Morning notes: The black and yellow book

Most mornings, I take a final cup of coffee to this corner of my dining room. The painting and 'stuff' on the table top changes with the season or my mood. The sun filters in through the bare limbs or narrow leaves of the tree outside. I sit and check my schedule, plan a blog entry or a painting or read and sing to Lucy (an almost daily event.)

This week, I've given some thought to the 'black and yellow book.' Last year, I had written that I was "Disappointed that I will not see my name on one of those black and yellow books. Annoyed that I let this become so important." ( see Endings and Beginnings) Now, I am surprised that I had put it behind me so well that I didn't even think about it's possible release date. I was not prepared to find it on the shelves of my favorite bookstore.

I pulled it down and sat in a big chair to glance through the pages. The author is a textbook writer/publisher. He has been a newspaper art critic and has a Masters in both teaching and English. There was nothing surprising, it fit the formula -- a formula which I could not seem to get. It will sell well.

Mostly though, I have thought about the differences in what I had envisioned for "my" book and the one I held in my hands. I think the difference is in approach.
As an artist, teacher, art judge and sometime writer, my presentation of art history has been related to art techniques and colored by a degree in religion. I have tried to show art in history in relation to art today and art makers in relation to the world around them. And . . . I want the contribution of women to be important.
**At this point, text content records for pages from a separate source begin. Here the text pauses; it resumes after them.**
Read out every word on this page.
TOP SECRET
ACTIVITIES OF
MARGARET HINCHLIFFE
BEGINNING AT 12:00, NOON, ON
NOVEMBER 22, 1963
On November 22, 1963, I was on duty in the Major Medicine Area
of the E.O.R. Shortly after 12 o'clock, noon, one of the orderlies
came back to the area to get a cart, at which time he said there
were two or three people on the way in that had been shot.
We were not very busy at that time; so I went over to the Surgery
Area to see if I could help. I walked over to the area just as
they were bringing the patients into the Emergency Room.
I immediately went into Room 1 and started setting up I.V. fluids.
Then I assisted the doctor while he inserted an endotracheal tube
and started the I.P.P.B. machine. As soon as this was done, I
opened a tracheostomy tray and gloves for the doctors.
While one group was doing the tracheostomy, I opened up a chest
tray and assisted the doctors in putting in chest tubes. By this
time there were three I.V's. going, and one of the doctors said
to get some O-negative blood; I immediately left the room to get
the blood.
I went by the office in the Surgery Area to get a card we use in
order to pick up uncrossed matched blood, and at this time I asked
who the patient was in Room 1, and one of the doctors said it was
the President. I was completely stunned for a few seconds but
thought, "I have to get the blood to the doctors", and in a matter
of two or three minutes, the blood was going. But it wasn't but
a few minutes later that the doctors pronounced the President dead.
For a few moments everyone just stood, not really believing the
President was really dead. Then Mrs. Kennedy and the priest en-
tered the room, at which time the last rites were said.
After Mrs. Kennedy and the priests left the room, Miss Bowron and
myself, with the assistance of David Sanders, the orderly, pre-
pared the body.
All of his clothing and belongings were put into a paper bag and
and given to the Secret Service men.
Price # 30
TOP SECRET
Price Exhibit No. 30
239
I think somewhere there might be a need for my kind of book. It just won't be black and yellow.

8 comments:

KJ said...

I love your 'observations.' Especially the ones that look at the whole picture, and accompanied by really beautiful photos, brings the complete thought full circle. I feel certain there is a better format for your thoughts than the black and yellow book. Whatever form it takes, it needs to include your photos as well as your sketches.

CMC said...

Annette.....you are just not the black and yellow "formula type" writer. You'll have your own style sooner or later I know.

Annette said...

Thanks for the encouragement, Karen and Cheryl. Making the connection-full circle is the challenge I most enjoy about my 'observations.'

I just had a call from my sixth grade teacher. It's kind of scary to think that, more than 50 years later, she is still checking to see if I'll ever get things right. . . .
AAB

Nita said...

I was horrified to read of your experience last year with that publisher. Unfortunately, it isn't uncommon. My son has had similar experiences with two different publishers. It might be a good idea to read the published book carefully to make sure they haven't incorporated any of your material into it.

Walker said...

Annette, I agree with Nita - make sure they didn't use any of your material for the published book. I sympathize with your emotional reaction to finding the book for sale, it couldn't have felt good knowing how much precious time and energy you put into that project. I still think that overall you were just too good for them, and that there is a place for your kind of book out there.

Annette said...

Thanks for the sympathy and advice, Nita. I was just going to let it go, but perhaps I will buy the book. I had the feeling that the acquisitions editor was buying time until the writer she wanted to get his outline together. I'm both sorry and glad to hear that your son had similar experience -- nice to know I'm not the only one. ;-]
AAB

Annette said...

Robin, thanks for thinking I'm too good. I think I'm just to convoluted in my thinking. I remember trying to do needlework kits some years ago. I could never follow the pattern; I always had to do it my way. My friend, the magazine editor, said, "Would you really want your name on one of those black and yellow books?" Well, yeah!
AAB

Anonymous said...

Well, I'm proud of you that you did manage to put that whole episode out of your mind, at least for a little while. I hated how you sweated about it when we were in France!

Your book would be good, and Karen's right...your book must somehow be illustrated with your own work. And, Nita's right...buy a copy and read it very carefully!